Series of Sun Pictures catalogues, with each volume containing exacting reproduc tions of rare photographs, produced to standards suitable for reference.
Since the 1980s, I have authored the series of Sun Pictures catalogues for Hans P. Kraus, Jr., N.Y., a leading dealer in fine photographs. The inspiration for this series came from his father, the late Hans P. Kraus, the pre-eminent rare books dealer in New York who specialized in incunabula and the history of science. The present publications are intended not as sales catalogues, but rather as reference sources that use original research to define a new areas of scholarly study. In this, they follow the best traditions of the long-established symbiotic relationship between rare book dealers and scholars. At the core of each volume are exacting reproductions of rare photographs, produced to standards suitable for reference.

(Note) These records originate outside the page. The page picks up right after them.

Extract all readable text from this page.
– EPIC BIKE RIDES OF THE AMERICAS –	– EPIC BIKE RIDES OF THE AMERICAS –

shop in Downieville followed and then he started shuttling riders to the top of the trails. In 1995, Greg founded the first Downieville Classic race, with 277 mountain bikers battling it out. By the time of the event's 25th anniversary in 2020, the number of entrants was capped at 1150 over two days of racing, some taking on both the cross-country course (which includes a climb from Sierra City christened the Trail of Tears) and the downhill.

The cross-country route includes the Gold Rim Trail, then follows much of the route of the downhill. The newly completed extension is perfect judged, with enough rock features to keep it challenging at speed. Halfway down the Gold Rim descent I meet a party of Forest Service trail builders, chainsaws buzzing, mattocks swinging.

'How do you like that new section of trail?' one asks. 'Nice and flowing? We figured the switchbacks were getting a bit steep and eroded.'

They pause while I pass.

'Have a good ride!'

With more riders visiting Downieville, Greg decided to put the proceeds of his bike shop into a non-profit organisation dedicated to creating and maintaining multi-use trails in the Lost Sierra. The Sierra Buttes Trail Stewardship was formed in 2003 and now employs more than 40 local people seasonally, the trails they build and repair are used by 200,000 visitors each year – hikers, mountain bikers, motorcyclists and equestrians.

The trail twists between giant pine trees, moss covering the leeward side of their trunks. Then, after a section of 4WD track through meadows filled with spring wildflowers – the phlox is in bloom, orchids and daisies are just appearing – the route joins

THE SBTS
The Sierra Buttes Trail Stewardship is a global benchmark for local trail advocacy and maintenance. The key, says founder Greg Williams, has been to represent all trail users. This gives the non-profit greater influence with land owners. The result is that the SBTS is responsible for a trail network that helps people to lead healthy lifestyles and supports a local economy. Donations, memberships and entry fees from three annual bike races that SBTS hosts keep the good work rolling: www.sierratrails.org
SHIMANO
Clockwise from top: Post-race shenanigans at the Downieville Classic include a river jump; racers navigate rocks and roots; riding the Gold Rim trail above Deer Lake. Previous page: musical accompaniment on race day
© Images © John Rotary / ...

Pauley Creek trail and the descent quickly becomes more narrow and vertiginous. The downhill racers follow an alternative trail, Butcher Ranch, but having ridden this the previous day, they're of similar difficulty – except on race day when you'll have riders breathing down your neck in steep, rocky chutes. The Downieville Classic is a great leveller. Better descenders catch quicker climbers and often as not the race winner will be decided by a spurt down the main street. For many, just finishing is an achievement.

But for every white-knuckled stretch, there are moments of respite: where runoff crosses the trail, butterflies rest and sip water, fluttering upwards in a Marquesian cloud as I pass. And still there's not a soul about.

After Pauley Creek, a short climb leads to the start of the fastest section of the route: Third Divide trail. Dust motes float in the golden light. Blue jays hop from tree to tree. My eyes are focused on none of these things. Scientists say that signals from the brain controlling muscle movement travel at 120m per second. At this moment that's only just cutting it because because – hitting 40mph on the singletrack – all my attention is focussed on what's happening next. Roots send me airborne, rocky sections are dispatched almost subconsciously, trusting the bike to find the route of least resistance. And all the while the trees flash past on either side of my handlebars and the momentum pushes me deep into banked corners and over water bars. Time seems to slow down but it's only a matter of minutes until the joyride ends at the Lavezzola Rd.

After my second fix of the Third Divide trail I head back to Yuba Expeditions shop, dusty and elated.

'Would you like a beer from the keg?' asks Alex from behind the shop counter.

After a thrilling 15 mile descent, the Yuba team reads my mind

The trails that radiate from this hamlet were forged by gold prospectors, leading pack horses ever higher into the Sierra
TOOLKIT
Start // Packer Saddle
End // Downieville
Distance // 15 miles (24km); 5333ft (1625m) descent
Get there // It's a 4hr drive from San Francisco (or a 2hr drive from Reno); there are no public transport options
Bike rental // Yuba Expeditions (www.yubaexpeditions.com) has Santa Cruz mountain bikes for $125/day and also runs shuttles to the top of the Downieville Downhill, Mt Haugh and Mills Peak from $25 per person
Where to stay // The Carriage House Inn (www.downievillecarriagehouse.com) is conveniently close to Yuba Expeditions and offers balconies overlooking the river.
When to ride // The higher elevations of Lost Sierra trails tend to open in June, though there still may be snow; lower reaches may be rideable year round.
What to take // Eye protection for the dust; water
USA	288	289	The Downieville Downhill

Typical of this series is Talbot & Photogravure (2003). While William Henry Fox Talbot is best known as the inventor of photography, what is less recognised is that he spent a much larger portion of his life on a related invention, the process of translating photographs into permanent printer’s ink. As an emerging scholar and an MP, Talbot sought to make support for publication a matter of public interest. His initial hopes that photography could promote book illustration were frustrated by the relative impermanence of the silver image. Talbot then turned to printer’s ink, achieving success in his 1852 “photographic engraving” and his improved 1856 “photoglyphic engraving.” By the time of his death in 1877, Talbot had come close to perfecting what soon came to be known as the Talbot-Kliĉ photogravure process. While’s Nature image was captured in the camera, the final rendition was made in time-proven printer’s ink. Talbot was absolutely correct in his direction. In the century that followed, photography was a critical influence on the printed page.